The Trade Union Bill currently before Parliament is unfair, unnecessary and undemocratic and will severely restrict working people’s ability to organise to defend their jobs and pay, and to campaign for a fairer society. UNISON is campaigning with the TUC and other unions to oppose this attack on the rights of working people and their unions.
UNISON is campaigning against it because we believe MPs should be focusing on the real problems our country faces and working with everyone, including trade unions, to solve them, rather than taking away people’s right to be supported at work. They need to give us the respect we deserve: stop fighting our right to be represented and supported.
UNISON General Secretary, Dave Prentis, gave evidence in Parliament during the committee stage of this controversial bill on 15 October 2015. He told MPs:
“My view, very strongly, is that the bill as worded is a major attack on workers’ rights in this country and makes industrial relations, in particular in public services, far more difficult.
“There are three major acts of parliament covering what we do. We are the most regulated section of the economy, if not in the western world. This only adds to that over-regulation.”
The bill undermines the right to strike
The bill subjects trade union members to unprecedented levels of civil and criminal penalties, regulations and technical and monitoring requirements that will effectively end the right to strike.
The option to go on strike is an important democratic right because, although it is only ever used as a last resort, it provides people with another opportunity to put pressure on their employers to resolve disagreements.
Dave Prentis when giving evidence, pointed out that there were only 160 instances of industrial action last year, after 640 ballots – just a quarter, because in those other instances the unions had negotiated settlements.

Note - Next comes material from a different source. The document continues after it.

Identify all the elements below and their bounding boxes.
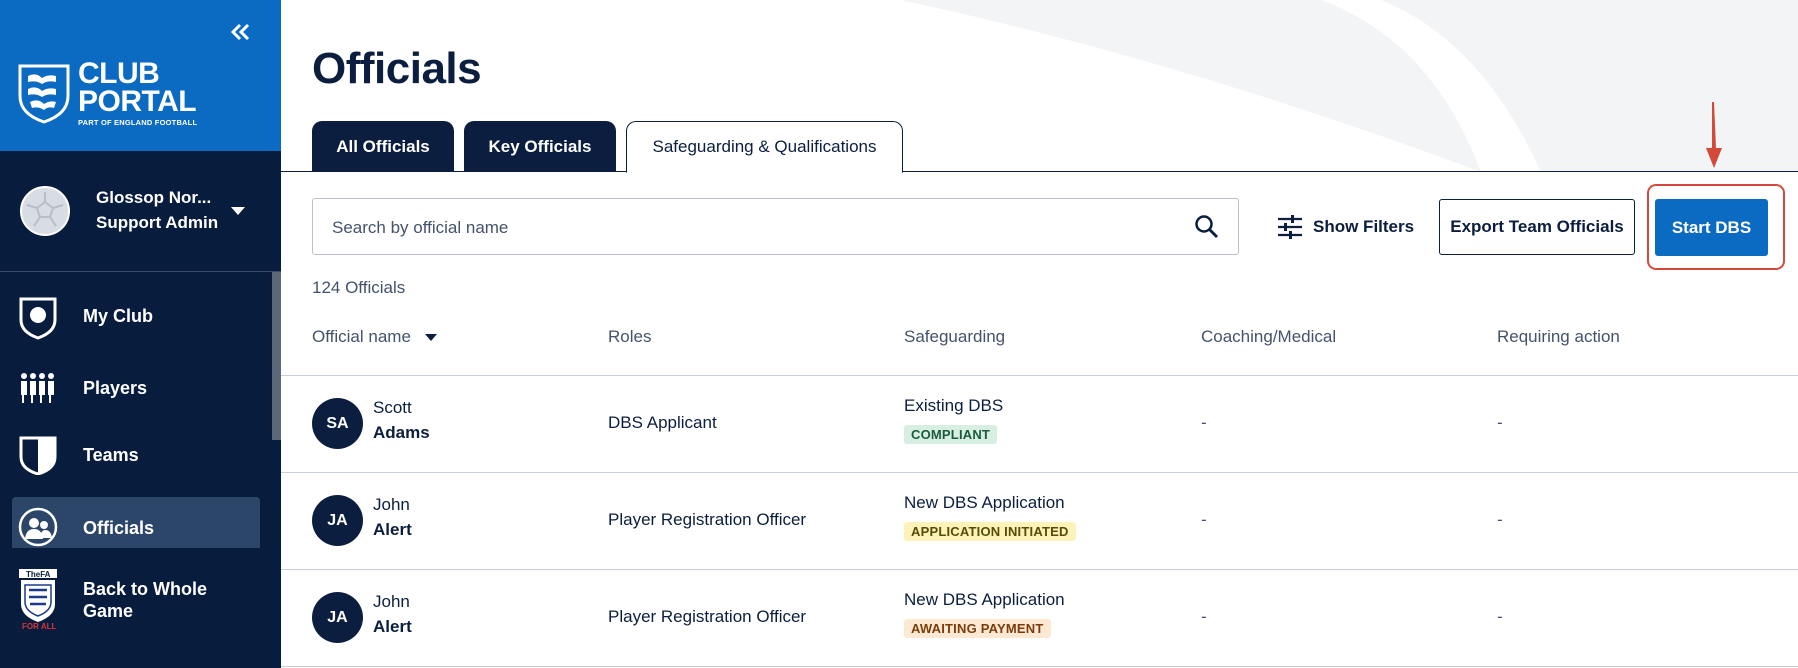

And when one MP asked him a pointed question about lost productivity through strikes, he asked the member to consider the income lost by striking members.
“Our low-paid women can’t afford to lose a day’s pay. There must be something drastically wrong [for them to strike]. They are not motivated by aggrandizement, but by something that’s unfair.”
The use of agency workers during strikes undermines the right to strike and could make public services unsafe
Employers will be allowed to bring in agency workers when their employees are on strike, which as well as undermining the right to strike could impact on the safety and quality of the services normally provided by trained and qualified staff.
The bill undermines the right to peaceful protest
When UNISON members protest during strikes they already comply with a detailed Code of Practice but the bill would allow the police to issue ASBOs to people on picket lines, it will give employers the ability to use an injunction to stop the protest, it will require a picket line organiser to wear an identifying badge or armband and be at the picket at all times or contactable by the police at short notice, and it will require all activities to be announced at least 14 days in advance, including details as specific as the words in Facebook posts.
Peaceful protest is an important part of an open and democratic society and there should be no place for a law that makes criminals of people making their voice heard in this way.
The bill will impact on core union activities
The bill will severely damage core union activities in the workplace through restrictions to facility time and removal of ‘check off’.
Mr Prentis said the bill’s attack on facility time was “regressive” and if enacted would have a detrimental effect on the “fabric of the work we do as a union”, including the work of learning reps, which benefits thousands of low-paid public service workers.
He said “Removing the check-off system, where union subs are deducted from members’ pay each month, serves no purpose other than to disrupt unions’ ability to function.”
The bill would restrict UNISON’s ability to campaign for social justice
The bill will undermine UNISON’s ability to campaign on social justice issues – from large issues such as fair pay for public service workers, to local campaign such as stopping hospital closures – by attacking our political funds.
TUC General Secretary, Frances O’Grady, said that the legislation would make it impossible to defend jobs and pay and conditions at work.
“We believe that the real aim of this bill, and the proposals that go with it, is to give employers new ways to take unions to court, impose penalties, and to seek damages and injunctions against unions. The approach is straight out of Norman Tebbit’s text in the 1980s.”
Trade unions improve the UK for everyone
UNISON and other trade unions are a fundamental part of UK society and have had a positive impact on all citizens through achievements like: a national minimum wage; the abolition of child labour; improved worker safety; improving living standards by reducing the number of hours in the working week; improved parental leave; equality legislation; minimum holiday and sickness entitlements.
Dave Prentis said “This Bill is vindictive and spiteful, and threatens to put industrial relations back decades.”
“Ministers cannot be allowed to succeed in silencing working people and their unions. That would not only be bad for those who need our help most, but for democracy too.”